To elucidate the structural basis for the glycolipid selectivity of HET-C2, comparative sugar docking was performed using high resolution GLTP-GalCer and GLTP-LacCer complexes (9, 10) as guides (Fig. 2, C–E). In HET-C2, Trp¹⁰⁹ serves as a stacking platform that facilitates the hydrogen bonding of Asp⁶⁶, Asn⁷⁰, and Lys⁷³ with Gal or Glc in the same way that Trp⁹⁶ facilitates the hydrogen bonding network of Asp⁴⁸, Asn⁵², and Lys⁵⁵ with Gal or Glc in human GLTP (9, 10). However, in HET-C2, residues corresponding to Tyr²⁰⁷ and Val²⁰⁹ of GLTP are absent, and Leu⁹² in GLTP is replaced by Glu¹⁰⁵ in HET-C2. Docking of Glc and Gal shows that Glu¹⁰⁵ of HET-C2 forms one hydrogen bond with Gal and two hydrogen bonds with Glc (Fig. 2, C and D), thus compensating for the absence of hydrogen bond formation by Gal (and Glc) with GLTP Tyr²⁰⁷ (Fig. 2E). The location of negatively charged Glu¹⁰⁵ seems to impede interactions with 3-sulfo-GalCer (sulfatide).

Circular Dichroism of HET-C2

HET-C2 conformation in solution as well as in the presence of membrane vesicles containing or lacking glycolipid was assessed by far-UV and near-UV CD. Fig. 4A shows far-UV CD spectra characteristic of high helical content in secondary structure. Calculations summarized in supplemental Table S1 indicate 56.6% helix, 8.8% β-structure, 12.1% β-turns, and 24.1% random. Incubation of HET-C2 with POPC vesicles either lacking or containing glycolipid resulted in little change in the far-UV CD spectra and secondary structure calculations showing 54.5% α-helix, 9% β-structure, 12.8% β-turns, and 24% random (supplemental Table S1).

FIGURE 4.

Circular dichroism of HET-C2. A, far-UV CD. The spectra indicate high helical content in HET-C2 with large negative n-π* transitions at 222 nm as well as π-π* transitions split into two transitions because of exciton coupling, resulting in negative bands at ∼208 nm and positive bands at ∼192 nm. Data are presented in units of molar ellipticity per residue. B, near-UV CD. Slightly altered spectral signals from Tyr/Trp are obtained by incubation of apoHET-C2 with membranes lacking glycolipid but not with membranes containing glycolipid, consistent with small conformational changes triggered by membrane interaction. C, derivative plots for temperature dependence of molar ellipticity at 222 nm. The relatively low midpoints of the unfolding transitions are consistent with a lack of conformational stabilization by intramolecular disulfides, as expected for a GLTP fold. ApoHET-C2 conformation is slightly destabilized by membrane interaction. Spectra were recorded at pH 7.4 as detailed under “Experimental Procedures.”

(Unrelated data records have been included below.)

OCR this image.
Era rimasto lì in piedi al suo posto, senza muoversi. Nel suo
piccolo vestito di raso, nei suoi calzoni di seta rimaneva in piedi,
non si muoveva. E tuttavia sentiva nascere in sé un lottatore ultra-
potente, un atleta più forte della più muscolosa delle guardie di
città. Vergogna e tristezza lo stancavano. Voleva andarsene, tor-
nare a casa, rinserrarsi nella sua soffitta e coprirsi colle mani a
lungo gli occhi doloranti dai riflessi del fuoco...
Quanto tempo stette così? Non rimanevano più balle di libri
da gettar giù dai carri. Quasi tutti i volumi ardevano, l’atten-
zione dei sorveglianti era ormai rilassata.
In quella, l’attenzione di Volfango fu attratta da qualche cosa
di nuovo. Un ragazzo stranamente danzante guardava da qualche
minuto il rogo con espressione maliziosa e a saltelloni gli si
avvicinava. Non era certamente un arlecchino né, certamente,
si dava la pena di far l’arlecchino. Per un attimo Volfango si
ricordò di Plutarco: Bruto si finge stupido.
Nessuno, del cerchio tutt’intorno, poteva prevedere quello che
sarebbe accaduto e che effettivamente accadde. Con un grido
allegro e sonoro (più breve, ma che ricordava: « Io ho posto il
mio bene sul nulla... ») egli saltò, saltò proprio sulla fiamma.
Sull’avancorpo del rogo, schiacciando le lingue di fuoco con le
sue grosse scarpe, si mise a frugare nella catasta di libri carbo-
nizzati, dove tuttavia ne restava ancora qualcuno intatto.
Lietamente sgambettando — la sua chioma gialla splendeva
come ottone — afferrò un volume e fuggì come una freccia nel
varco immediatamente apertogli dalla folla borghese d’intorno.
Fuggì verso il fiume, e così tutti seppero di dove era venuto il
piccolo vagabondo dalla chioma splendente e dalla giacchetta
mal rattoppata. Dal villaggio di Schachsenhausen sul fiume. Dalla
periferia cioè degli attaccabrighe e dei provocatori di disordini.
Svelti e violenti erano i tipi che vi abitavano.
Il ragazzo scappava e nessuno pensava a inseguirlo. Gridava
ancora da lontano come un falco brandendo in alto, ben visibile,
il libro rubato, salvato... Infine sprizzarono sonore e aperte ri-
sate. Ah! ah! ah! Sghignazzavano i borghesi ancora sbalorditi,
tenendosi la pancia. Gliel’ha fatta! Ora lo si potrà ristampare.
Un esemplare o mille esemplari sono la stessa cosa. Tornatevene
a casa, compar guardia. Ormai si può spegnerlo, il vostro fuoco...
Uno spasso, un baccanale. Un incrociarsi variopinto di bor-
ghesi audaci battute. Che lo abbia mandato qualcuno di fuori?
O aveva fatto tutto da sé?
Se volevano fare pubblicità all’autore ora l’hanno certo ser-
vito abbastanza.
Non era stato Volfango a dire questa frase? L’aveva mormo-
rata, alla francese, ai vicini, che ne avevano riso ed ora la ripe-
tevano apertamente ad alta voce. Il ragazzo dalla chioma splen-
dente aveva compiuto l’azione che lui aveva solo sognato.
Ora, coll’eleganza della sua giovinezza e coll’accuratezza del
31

Near-UV CD spectra (Fig. 4B), which reflect tertiary structure, showed significant environmentally induced optical activity arising from the four Tyr and two Trp residues (270–300 nm) of HET-C2. The negative signals at ∼255, 262, and 268 nm probably belong to the 12 Phe residues; the prominent negative signal near ∼277 nm probably originates from the four Tyr residues and/or two Trp residues; and the small negative peak near ∼287 nm probably arises from the two Trp residues. When vesicles containing glycolipid were incubated with HET-C2, the near-UV CD signal was unaffected. Interestingly, incubation of HET-C2 with membranes lacking glycolipid resulted in slightly decreased near-UV CD signal from Tyr and/or Trp.

Thermally induced unfolding provided insights into HET-C2 stability at pH 7.4. The first derivative of the CD signal at 222 nm as a function of temperature (Fig. 4C) revealed a highly cooperative unfolding transition between 25 and 55 °C, with a midpoint of ∼49 °C. The relatively low unfolding temperature midpoint is consistent with a lack of stabilization by intramolecular disulfides. HET-C2 incubation with membranes lacking or containing glycolipid slightly decreased the unfolding transition temperature midpoint and decreased peak broadening, suggesting membrane-enhanced cooperativity of unfolding (Fig. 4C).

Intrinsic Fluorescence of HET-C2 Trp

Because Trp residues are important for glycolipid binding and membrane interaction of GLTP (8, 9, 45, 46, 52–55), we characterized the Trp emission of HET-C2. HET-C2 has two Trp and four Tyr residues in its 208-residue sequence. In contrast, GLTP has three Trp and 10 Tyr residues among its 209 residues. Sequence alignment shows that the number and location of intrinsic fluorescent residues differ greatly in HET-C2 and GLTP (Fig. 1B). One of the two Trp residues in HET-C2 aligns with GLTP Trp⁹⁶, a key residue for sugar headgroup interaction in the glycolipid binding site. The other HET-C2 Trp does not align with either of the remaining two GLTP Trp residues, one of which (Trp¹⁴²) seems to be directly involved in GLTP-membrane interactions. Superpositioning of the structures of HET-C2 and GLTP (Figs. 1C and 2A) shows that Trp¹⁰⁹ of HET-C2 is well located to play a similar role as GLTP Trp⁹⁶ within the glycolipid sugar headgroup recognition center. In contrast, Trp²⁰⁸ at the HET-C2 C terminus resides on the surface but in a location much different from that of GLTP Trp¹⁴². HET-C2 Trp was found to fluoresce maximally (λ_max) at ∼355 nm (supplemental Fig. S3). Denaturation with 8 m urea caused the λ_max to red shift only ∼2 nm. The red-shifted λ_max of wild-type HET-C2 suggests a relatively polar, average environment for the two Trp residues, consistent with surface localization rather than burial in the hydrophobic core (45, 56).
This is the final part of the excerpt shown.